Ordu’nun Dereleri – Mustafa Özkan

Kapitalist yağmanın artmasıyla birlikte ülkemizin her yerinde olduğu gibi Karadeniz Bölgesinde de doğa talanı had safhalara ulaşmıştır. Bölgenin yamaçlarının dik oluşu ve suyun kendiliğinden azgın akışı su kayıplarını önlemekte, bu da devasa vadilerin önüne setler çekilmesini kolaylaştırmakta, maliyetleri azaltmaktadır. Az hacimli dolguyla, fazla hacimli su toplayan gölet ve barajların oluşumuna elverişlidir doğal yapı. Bu elverişli ortam ise kapitalistlerin iştahını kabartmaktadır. Çünkü az masrafla çok kâr elde edilmektedir. Buna bir de yöre insanının sürekli yoksullaşmasından kaynaklı çaresizliği eklenince, asıl karşı çıkması gerekenler yıkım projelerini desteklemek zorunda kalmaktadır ki, bu yağmacıları nerdeyse horon oynatacak kıvama getirecek ortamı sağlamaktadır..

Elbette bölgemizde doğal yaşamı katleden bir çok HES projesi var ama bunlardan Ordu’nun iki büyük ırmağına uygulananları ayrı bir yere koymak gerek. Çünkü bu projelerin bulunduğu yöredeki insanların hem duyarlılığı, hem de doğayla iç içeliği düşünülünce, tepkisiz kalmalarına ihtimal vermek zor.
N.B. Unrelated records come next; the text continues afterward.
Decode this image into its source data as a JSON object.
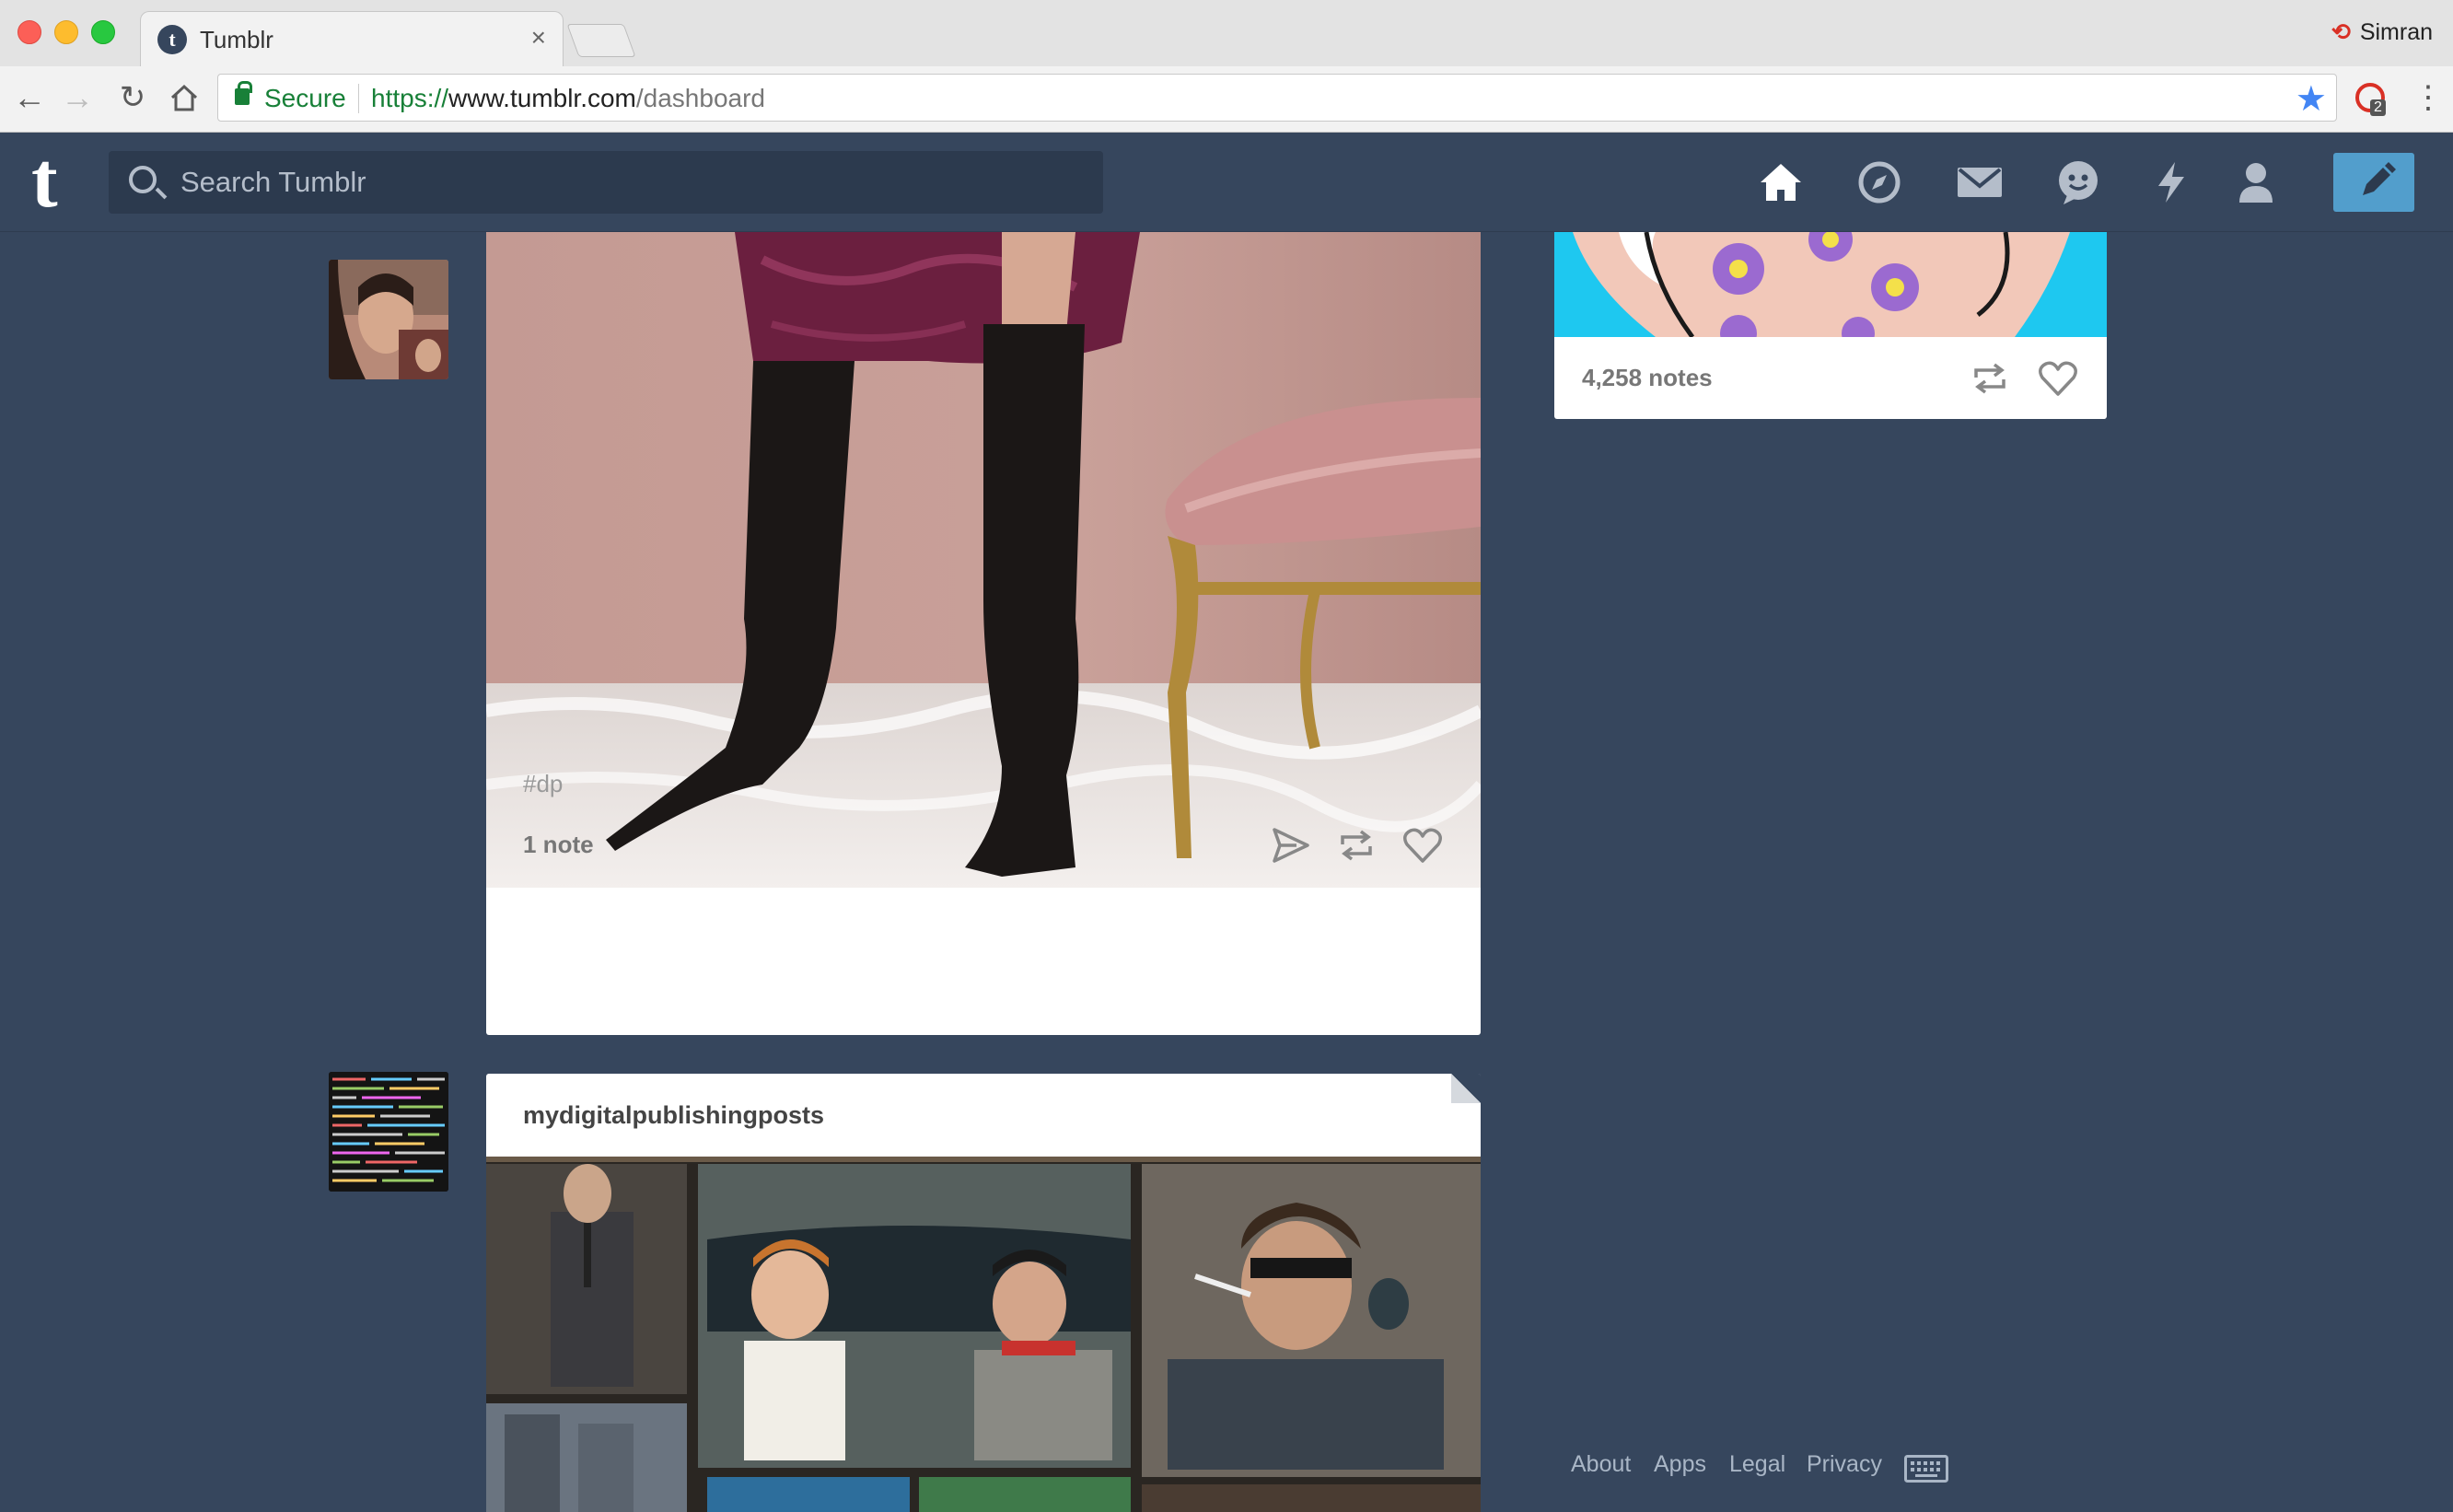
{
  "browser": {
    "tab_title": "Tumblr",
    "tab_close": "×",
    "profile_name": "Simran",
    "secure_label": "Secure",
    "url_scheme": "https://",
    "url_host": "www.tumblr.com",
    "url_path": "/dashboard",
    "extension_badge": "2"
  },
  "header": {
    "logo": "t",
    "search_placeholder": "Search Tumblr",
    "nav_icons": [
      "home-icon",
      "explore-icon",
      "inbox-icon",
      "messaging-icon",
      "activity-icon",
      "account-icon"
    ],
    "compose_icon": "pencil-icon"
  },
  "posts": [
    {
      "tag": "#dp",
      "notes": "1 note",
      "actions": [
        "share-icon",
        "reblog-icon",
        "like-icon"
      ]
    },
    {
      "blog_name": "mydigitalpublishingposts"
    }
  ],
  "sidebar_post": {
    "notes": "4,258 notes",
    "actions": [
      "reblog-icon",
      "like-icon"
    ]
  },
  "footer": {
    "links": [
      "About",
      "Apps",
      "Legal",
      "Privacy"
    ],
    "keyboard_icon": "keyboard-icon"
  },
  "colors": {
    "dashboard_bg": "#36465d",
    "compose_button": "#529ecc",
    "secure_green": "#188038",
    "star_blue": "#4285f4"
  }
}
Bunlardan birisi Melet ırmağı üzerindeki Topçam barajı…Topçam, Ordu’nun Mesudiye ilçesinin bir beldesidir. Belki de dünyanın en önemli yeşil alanlarından birisine kurulmak üzere 1994 yılında projelendirilen barajın, yapımına 1997 yılında başlanmış ve şimdilerde 122 m. yüksekliği, 3.09 km karelik yüzeyiyle bir göle dönüşmüştür. Buradan Darıca Santrali sayesinde yıllık 199 GWH üretim sağlanacaktır. Bunun için milyonlarca ağaç kesilmiş, bir daha oluşturulamayacak doğa harikası yeşil alanlar suya gömülmüş, kimin umurunda? Ayrıca Topçam’dan aşağılara doğru inildikçe onlarca köy ve Ordu merkeze yaşam veren bu ırmağın getireceği çevresel sorunlar, kimseyi pek ilgilendirmiyor sanki. Su tutulmaya başlamadan önce Kotana derelerinin de katılımıyla yatak tanımayan Melet ırmağı, şu sıralar dere dinginliğinde akıyor ama çevresine ne yararı ne de zararı var. Şimdilerde aşağı Melet ırmağı civarında düşünülen HES projesini de düşünürsek bu ırmağı kurutmaya kararlılar diyebiliriz.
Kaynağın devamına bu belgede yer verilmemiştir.